Graphene is a new material in which carbon atoms connected by sp² hybridization are closely packed into a single-layer two-dimensional honeycomb lattice structure. Graphene has excellent optical, electrical, and mechanical properties. It has important application prospects in processing, energy, biomedicine, and drug delivery, and is considered to be a revolutionary material in the future. Physicists Andrei Geim and Konstantin Novoselov of the University of Manchester, UK, successfully separated graphene from graphite by micromechanical exfoliation, so they jointly won the 2010 Nobel Prize in Physics. Graphene Common powder production methods are the mechanical stripping method, redox method, SiC epitaxial growth method, thin-film production method is chemical vapor deposition (CVD).

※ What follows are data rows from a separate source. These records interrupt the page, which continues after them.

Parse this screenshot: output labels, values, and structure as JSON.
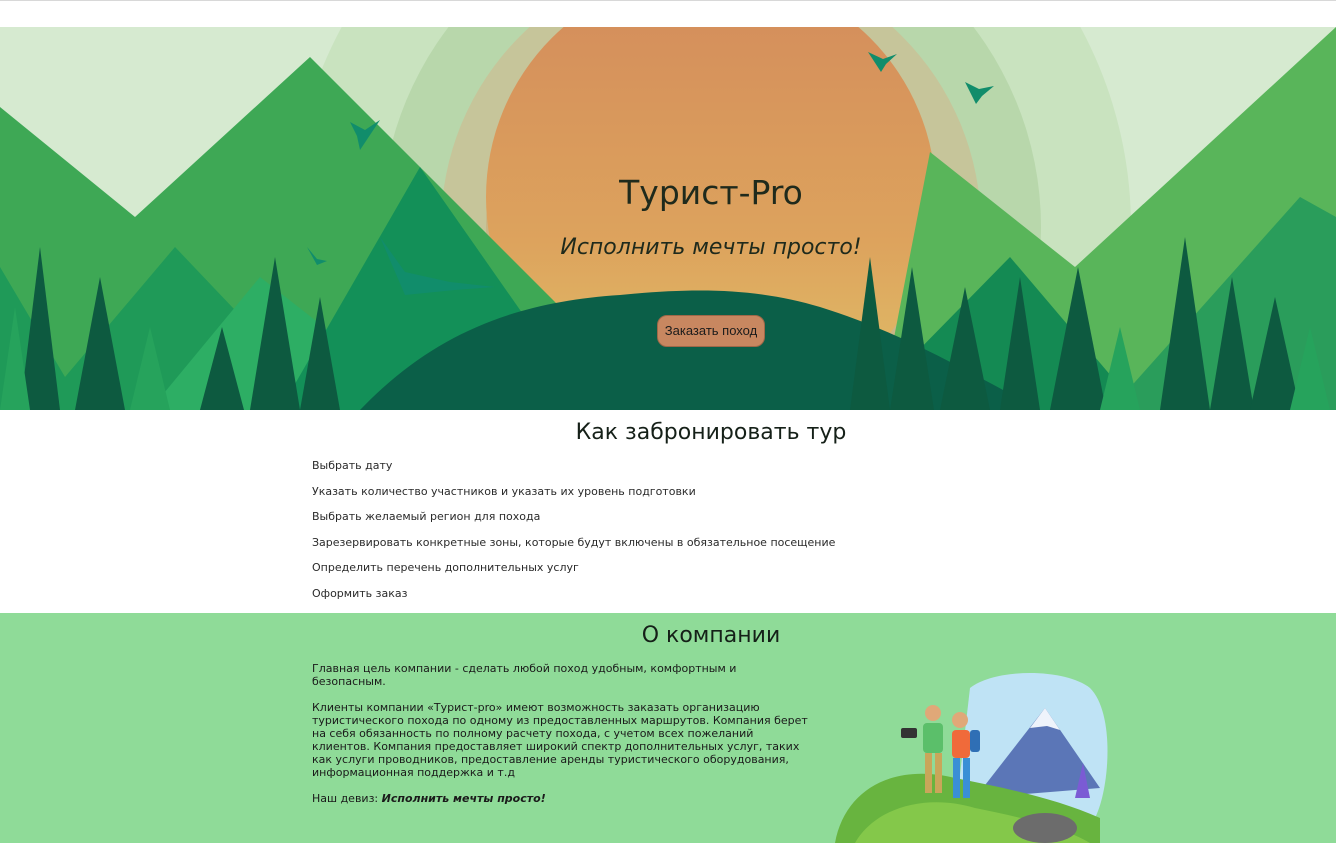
{
  "hero": {
    "title": "Турист-Pro",
    "subtitle": "Исполнить мечты просто!",
    "button_label": "Заказать поход"
  },
  "booking": {
    "heading": "Как забронировать тур",
    "steps": [
      "Выбрать дату",
      "Указать количество участников и указать их уровень подготовки",
      "Выбрать желаемый регион для похода",
      "Зарезервировать конкретные зоны, которые будут включены в обязательное посещение",
      "Определить перечень дополнительных услуг",
      "Оформить заказ"
    ]
  },
  "about": {
    "heading": "О компании",
    "paragraph1": "Главная цель компании - сделать любой поход удобным, комфортным и безопасным.",
    "paragraph2": "Клиенты компании «Турист-pro» имеют возможность заказать организацию туристического похода по одному из предоставленных маршрутов. Компания берет на себя обязанность по полному расчету похода, с учетом всех пожеланий клиентов. Компания предоставляет широкий спектр дополнительных услуг, таких как услуги проводников, предоставление аренды туристического оборудования, информационная поддержка и т.д",
    "motto_label": "Наш девиз: ",
    "motto_value": "Исполнить мечты просто!"
  },
  "colors": {
    "about_background": "#8fdb98",
    "button_background": "#c88760",
    "forest_dark": "#0b5f48",
    "forest_light": "#22a464"
  }
}
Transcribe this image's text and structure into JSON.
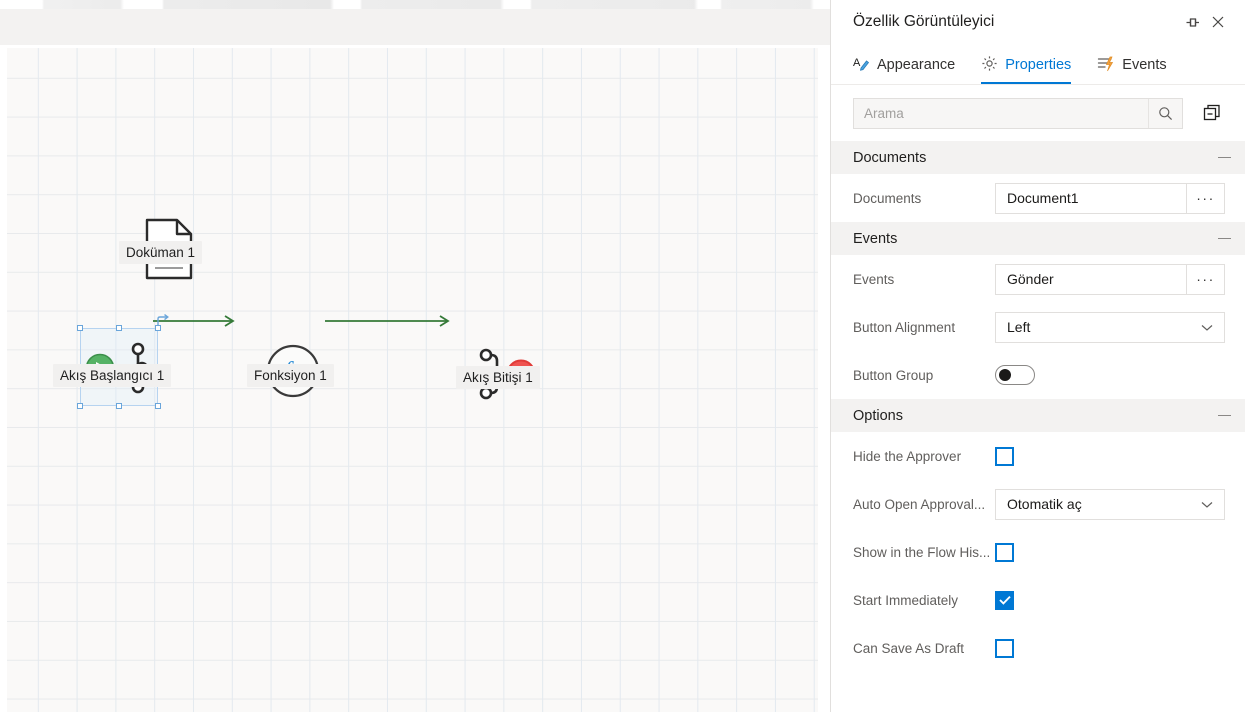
{
  "designer": {
    "name": "flow-designer-canvas",
    "nodes": [
      {
        "id": "document",
        "label": "Doküman 1",
        "icon": "document-icon"
      },
      {
        "id": "start",
        "label": "Akış Başlangıcı 1",
        "icon": "flow-start-icon",
        "selected": true
      },
      {
        "id": "function",
        "label": "Fonksiyon 1",
        "icon": "function-fx-icon"
      },
      {
        "id": "end",
        "label": "Akış Bitişi 1",
        "icon": "flow-end-icon"
      }
    ],
    "connector_color": "#357a38",
    "selection_color": "#6aa5da"
  },
  "panel": {
    "title": "Özellik Görüntüleyici",
    "pin_icon": "pin-icon",
    "close_icon": "close-icon",
    "tabs": [
      {
        "label": "Appearance",
        "icon": "appearance-pencil-icon",
        "active": false
      },
      {
        "label": "Properties",
        "icon": "gear-icon",
        "active": true
      },
      {
        "label": "Events",
        "icon": "lightning-events-icon",
        "active": false
      }
    ],
    "search": {
      "placeholder": "Arama",
      "value": "",
      "icon": "search-icon",
      "collapse_all_icon": "collapse-all-icon"
    },
    "accent_color": "#0078d4",
    "sections": [
      {
        "title": "Documents",
        "collapse_icon": "minus-icon",
        "rows": [
          {
            "label": "Documents",
            "type": "text-browse",
            "value": "Document1",
            "button_label": "···",
            "name": "documents-field"
          }
        ]
      },
      {
        "title": "Events",
        "collapse_icon": "minus-icon",
        "rows": [
          {
            "label": "Events",
            "type": "text-browse",
            "value": "Gönder",
            "button_label": "···",
            "name": "events-field"
          },
          {
            "label": "Button Alignment",
            "type": "combo",
            "value": "Left",
            "name": "button-alignment-select"
          },
          {
            "label": "Button Group",
            "type": "switch",
            "value": false,
            "name": "button-group-toggle"
          }
        ]
      },
      {
        "title": "Options",
        "collapse_icon": "minus-icon",
        "rows": [
          {
            "label": "Hide the Approver",
            "type": "checkbox",
            "value": false,
            "name": "hide-the-approver-checkbox"
          },
          {
            "label": "Auto Open Approval...",
            "type": "combo",
            "value": "Otomatik aç",
            "name": "auto-open-approval-select"
          },
          {
            "label": "Show in the Flow His...",
            "type": "checkbox",
            "value": false,
            "name": "show-in-flow-history-checkbox"
          },
          {
            "label": "Start Immediately",
            "type": "checkbox",
            "value": true,
            "name": "start-immediately-checkbox"
          },
          {
            "label": "Can Save As Draft",
            "type": "checkbox",
            "value": false,
            "name": "can-save-as-draft-checkbox"
          }
        ]
      }
    ]
  }
}
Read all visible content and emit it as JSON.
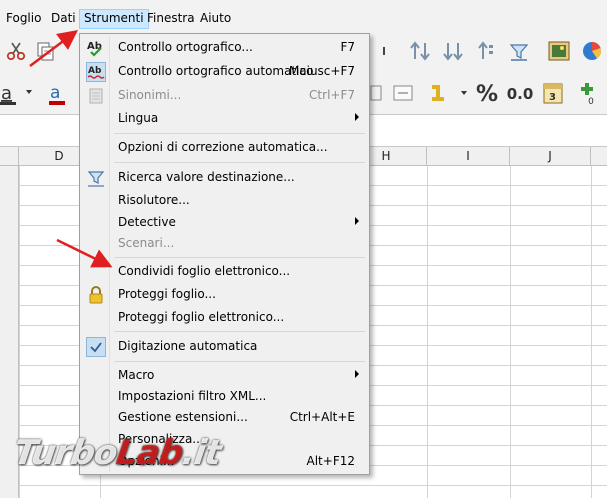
{
  "menubar": {
    "items": [
      "Foglio",
      "Dati",
      "Strumenti",
      "Finestra",
      "Aiuto"
    ],
    "active": "Strumenti"
  },
  "toolbar": {
    "sort_icons": [
      "sort-ascending-icon",
      "sort-descending-icon",
      "sort-icon",
      "autofilter-icon"
    ],
    "percent_label": "%",
    "decimal_label": "0.0",
    "number_format_small": "0"
  },
  "grid": {
    "columns_left": [
      "D"
    ],
    "columns_right": [
      "H",
      "I",
      "J"
    ]
  },
  "menu": {
    "items": [
      {
        "label": "Controllo ortografico...",
        "shortcut": "F7",
        "icon": "spellcheck-icon",
        "disabled": false
      },
      {
        "label": "Controllo ortografico automatico",
        "shortcut": "Maiusc+F7",
        "icon": "autospellcheck-icon",
        "disabled": false
      },
      {
        "label": "Sinonimi...",
        "shortcut": "Ctrl+F7",
        "icon": "thesaurus-icon",
        "disabled": true
      },
      {
        "label": "Lingua",
        "shortcut": "",
        "submenu": true,
        "disabled": false
      },
      {
        "label": "Opzioni di correzione automatica...",
        "shortcut": "",
        "disabled": false
      },
      {
        "label": "Ricerca valore destinazione...",
        "shortcut": "",
        "icon": "goal-seek-icon",
        "disabled": false
      },
      {
        "label": "Risolutore...",
        "shortcut": "",
        "disabled": false
      },
      {
        "label": "Detective",
        "shortcut": "",
        "submenu": true,
        "disabled": false
      },
      {
        "label": "Scenari...",
        "shortcut": "",
        "disabled": true
      },
      {
        "label": "Condividi foglio elettronico...",
        "shortcut": "",
        "disabled": false
      },
      {
        "label": "Proteggi foglio...",
        "shortcut": "",
        "icon": "lock-icon",
        "disabled": false
      },
      {
        "label": "Proteggi foglio elettronico...",
        "shortcut": "",
        "disabled": false
      },
      {
        "label": "Digitazione automatica",
        "shortcut": "",
        "icon": "checkmark-icon",
        "disabled": false
      },
      {
        "label": "Macro",
        "shortcut": "",
        "submenu": true,
        "disabled": false
      },
      {
        "label": "Impostazioni filtro XML...",
        "shortcut": "",
        "disabled": false
      },
      {
        "label": "Gestione estensioni...",
        "shortcut": "Ctrl+Alt+E",
        "disabled": false
      },
      {
        "label": "Personalizza...",
        "shortcut": "",
        "disabled": false
      },
      {
        "label": "Opzioni...",
        "shortcut": "Alt+F12",
        "disabled": false
      }
    ]
  },
  "watermark": {
    "part1": "Turbo",
    "part2": "Lab",
    "part3": ".it"
  },
  "colors": {
    "accent_active_menu": "#cde8ff",
    "annotation_arrow": "#e02020",
    "check_highlight": "#99ccf0"
  }
}
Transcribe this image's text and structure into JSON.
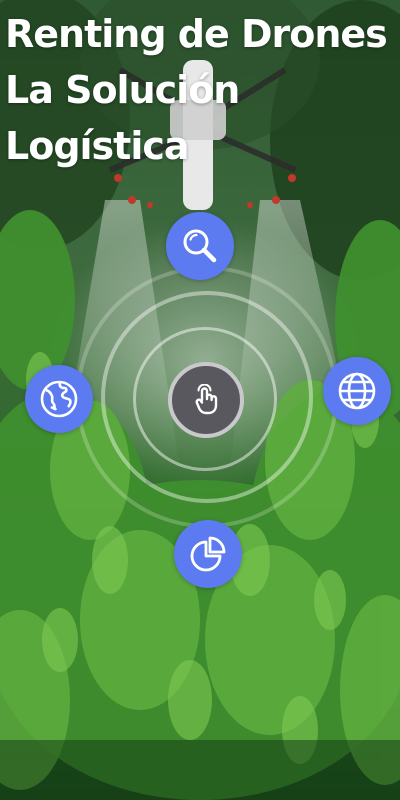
{
  "header": {
    "title_line1": "Renting de Drones",
    "title_line2": "La Solución",
    "title_line3": "Logística"
  },
  "menu": {
    "center_icon": "tap-hand-icon",
    "top_icon": "search-icon",
    "left_icon": "earth-icon",
    "right_icon": "globe-icon",
    "bottom_icon": "pie-chart-icon"
  },
  "colors": {
    "accent": "#5c7bf0",
    "center_button": "#58585e",
    "text": "#ffffff"
  }
}
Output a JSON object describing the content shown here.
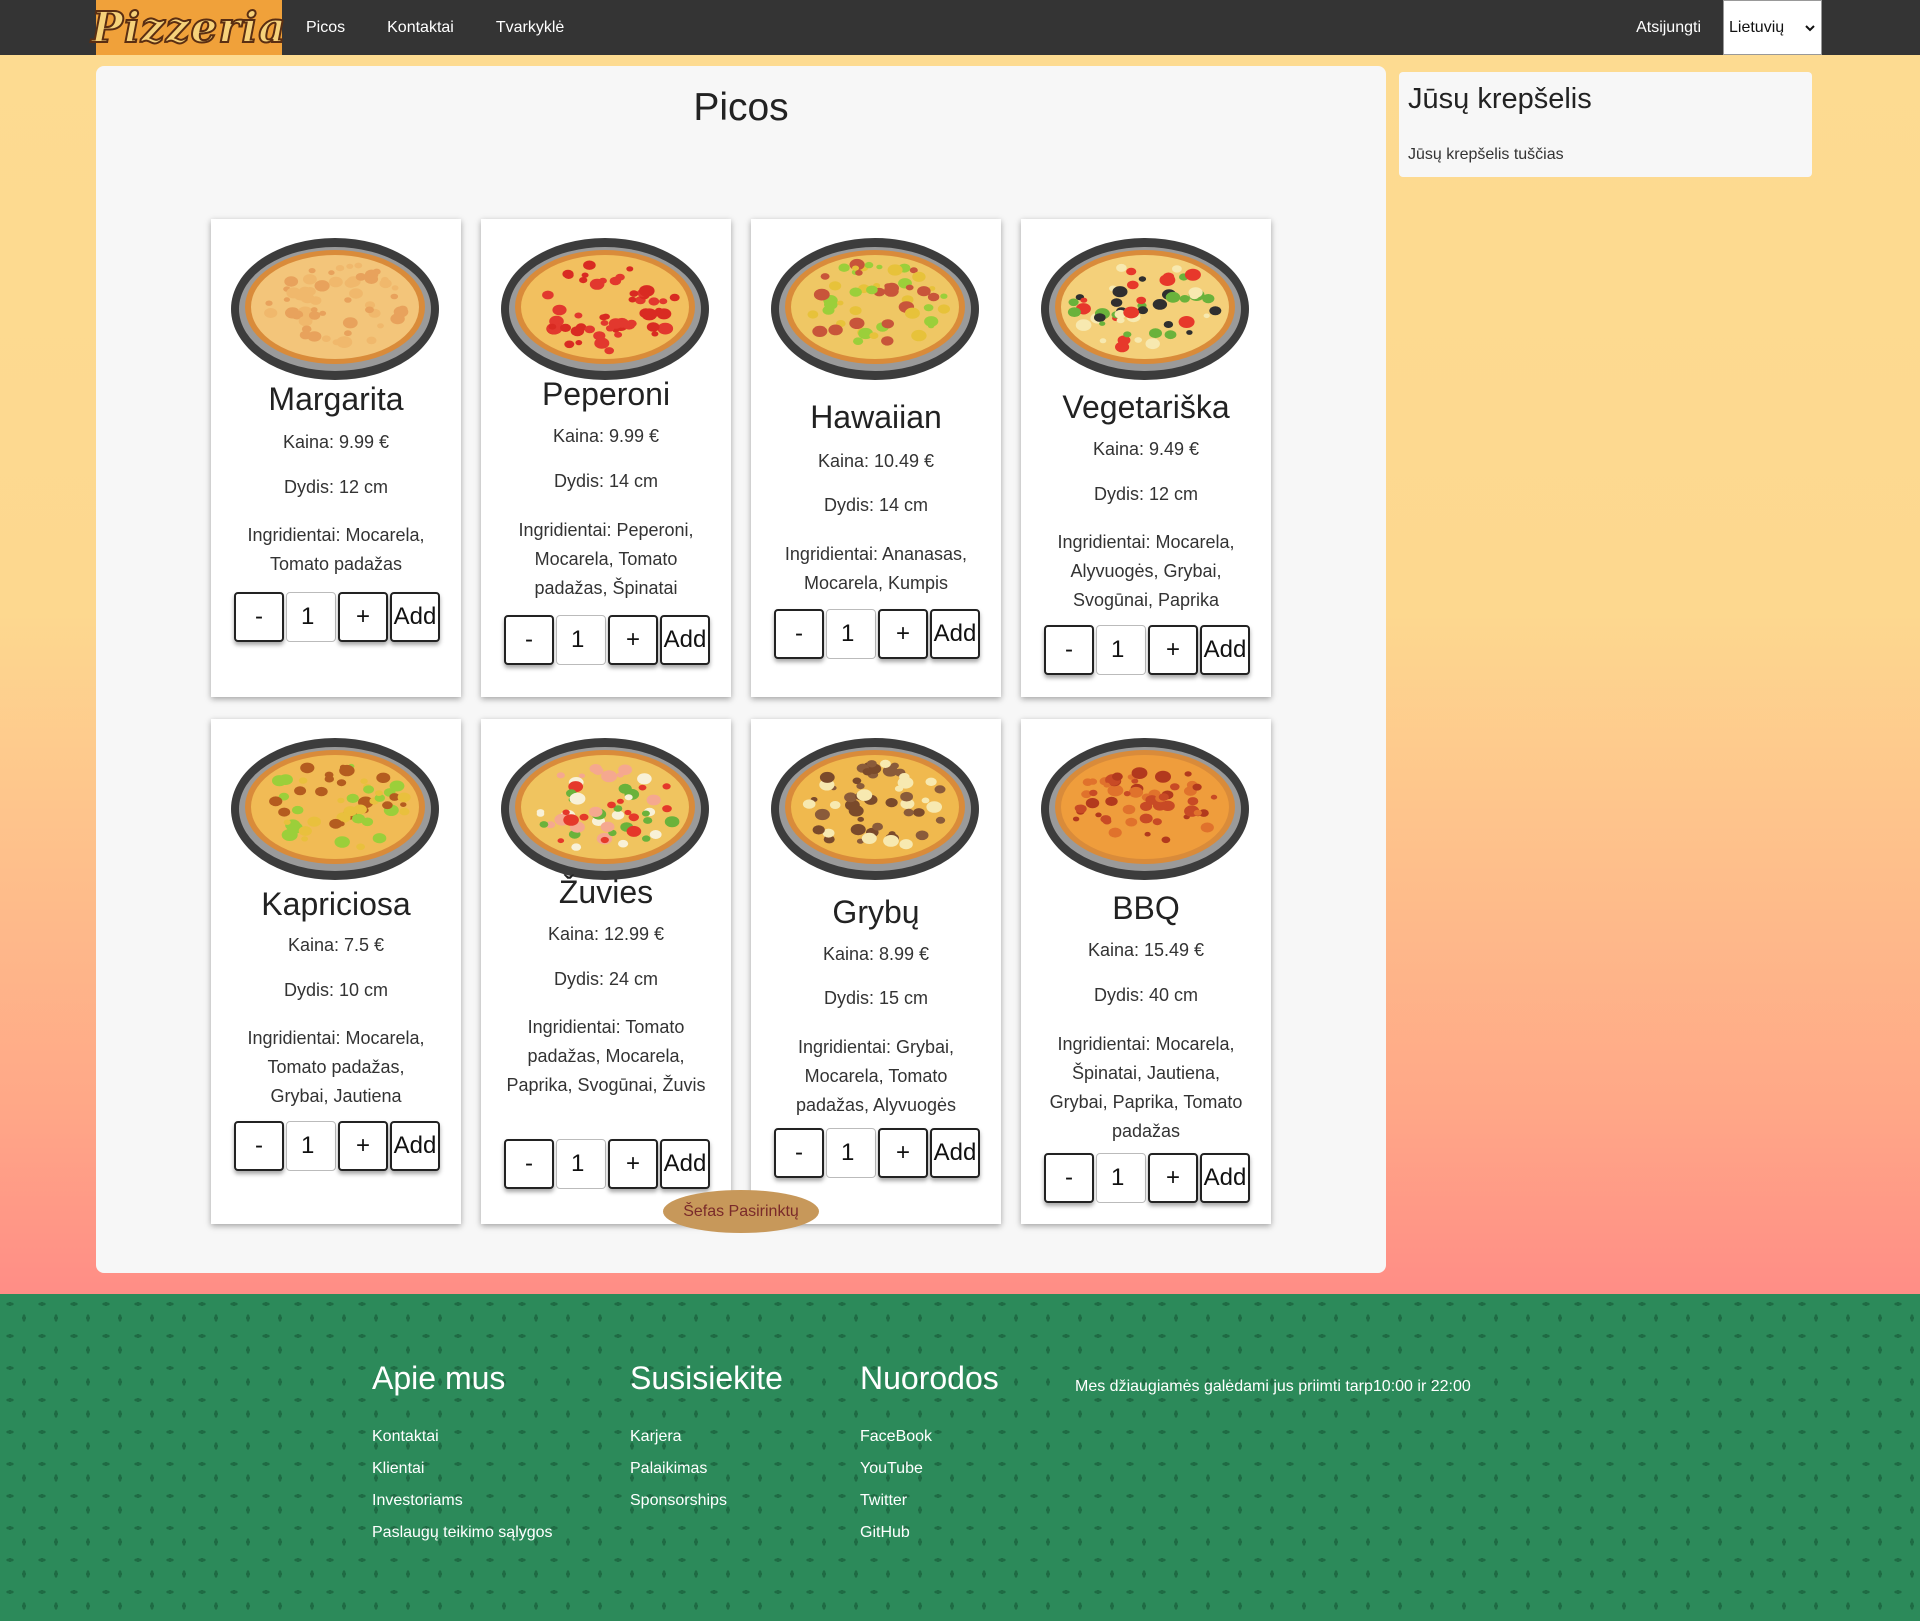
{
  "navbar": {
    "logo_text": "Pizzeria",
    "links": [
      "Picos",
      "Kontaktai",
      "Tvarkyklė"
    ],
    "logout_label": "Atsijungti",
    "language": "Lietuvių"
  },
  "main": {
    "title": "Picos",
    "add_label": "Add",
    "minus_label": "-",
    "plus_label": "+",
    "pizzas": [
      {
        "name": "Margarita",
        "price": "Kaina: 9.99 €",
        "size": "Dydis: 12 cm",
        "ingredients": "Ingridientai: Mocarela, Tomato padažas",
        "qty": "1"
      },
      {
        "name": "Peperoni",
        "price": "Kaina: 9.99 €",
        "size": "Dydis: 14 cm",
        "ingredients": "Ingridientai: Peperoni, Mocarela, Tomato padažas, Špinatai",
        "qty": "1"
      },
      {
        "name": "Hawaiian",
        "price": "Kaina: 10.49 €",
        "size": "Dydis: 14 cm",
        "ingredients": "Ingridientai: Ananasas, Mocarela, Kumpis",
        "qty": "1"
      },
      {
        "name": "Vegetariška",
        "price": "Kaina: 9.49 €",
        "size": "Dydis: 12 cm",
        "ingredients": "Ingridientai: Mocarela, Alyvuogės, Grybai, Svogūnai, Paprika",
        "qty": "1"
      },
      {
        "name": "Kapriciosa",
        "price": "Kaina: 7.5 €",
        "size": "Dydis: 10 cm",
        "ingredients": "Ingridientai: Mocarela, Tomato padažas, Grybai, Jautiena",
        "qty": "1"
      },
      {
        "name": "Žuvies",
        "price": "Kaina: 12.99 €",
        "size": "Dydis: 24 cm",
        "ingredients": "Ingridientai: Tomato padažas, Mocarela, Paprika, Svogūnai, Žuvis",
        "qty": "1"
      },
      {
        "name": "Grybų",
        "price": "Kaina: 8.99 €",
        "size": "Dydis: 15 cm",
        "ingredients": "Ingridientai: Grybai, Mocarela, Tomato padažas, Alyvuogės",
        "qty": "1"
      },
      {
        "name": "BBQ",
        "price": "Kaina: 15.49 €",
        "size": "Dydis: 40 cm",
        "ingredients": "Ingridientai: Mocarela, Špinatai, Jautiena, Grybai, Paprika, Tomato padažas",
        "qty": "1"
      }
    ],
    "chef_button": "Šefas Pasirinktų"
  },
  "cart": {
    "title": "Jūsų krepšelis",
    "empty_text": "Jūsų krepšelis tuščias"
  },
  "footer": {
    "columns": [
      {
        "heading": "Apie mus",
        "links": [
          "Kontaktai",
          "Klientai",
          "Investoriams",
          "Paslaugų teikimo sąlygos"
        ]
      },
      {
        "heading": "Susisiekite",
        "links": [
          "Karjera",
          "Palaikimas",
          "Sponsorships"
        ]
      },
      {
        "heading": "Nuorodos",
        "links": [
          "FaceBook",
          "YouTube",
          "Twitter",
          "GitHub"
        ]
      }
    ],
    "hours_text": "Mes džiaugiamės galėdami jus priimti tarp10:00 ir 22:00"
  },
  "colors": {
    "navbar": "#343434",
    "logo_bg": "#f0a13a",
    "gradient_top": "#fddb91",
    "gradient_bottom": "#ff8d86",
    "footer": "#2c8a5a",
    "chef_button": "#c7985a"
  },
  "icons": {
    "language_dropdown": "chevron-down-icon"
  }
}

Graphene has a special significance for basic research in physics. It makes some quantum effects that could only be demonstrated theoretically before can be verified experimentally. In two-dimensional graphene, the mass of electrons seems to be non-existent. This property makes graphene a rare condensed matter that can be used to study relativistic quantum mechanics — because massless particles must move at the speed of light, they must be described by relativistic quantum mechanics, providing theoretical physicists with A new research direction has emerged: some experiments that used to be carried out in giant particle accelerators can be carried out with graphene in small laboratories.

The zero-gap semiconductor is mainly single-layer graphene, and this electronic structure can seriously affect the action of gas molecules on its surface. The enhanced surface reactivity of single-layer graphene compared to bulk graphite is shown by the hydrogenation and oxidation results of graphene, indicating that the electronic structure of graphene can modulate surface activity. In addition, the electronic structure of graphene Corresponding changes can occur through the induction of gas molecule adsorption, which not only changes the carrier concentration but also can dope different graphene.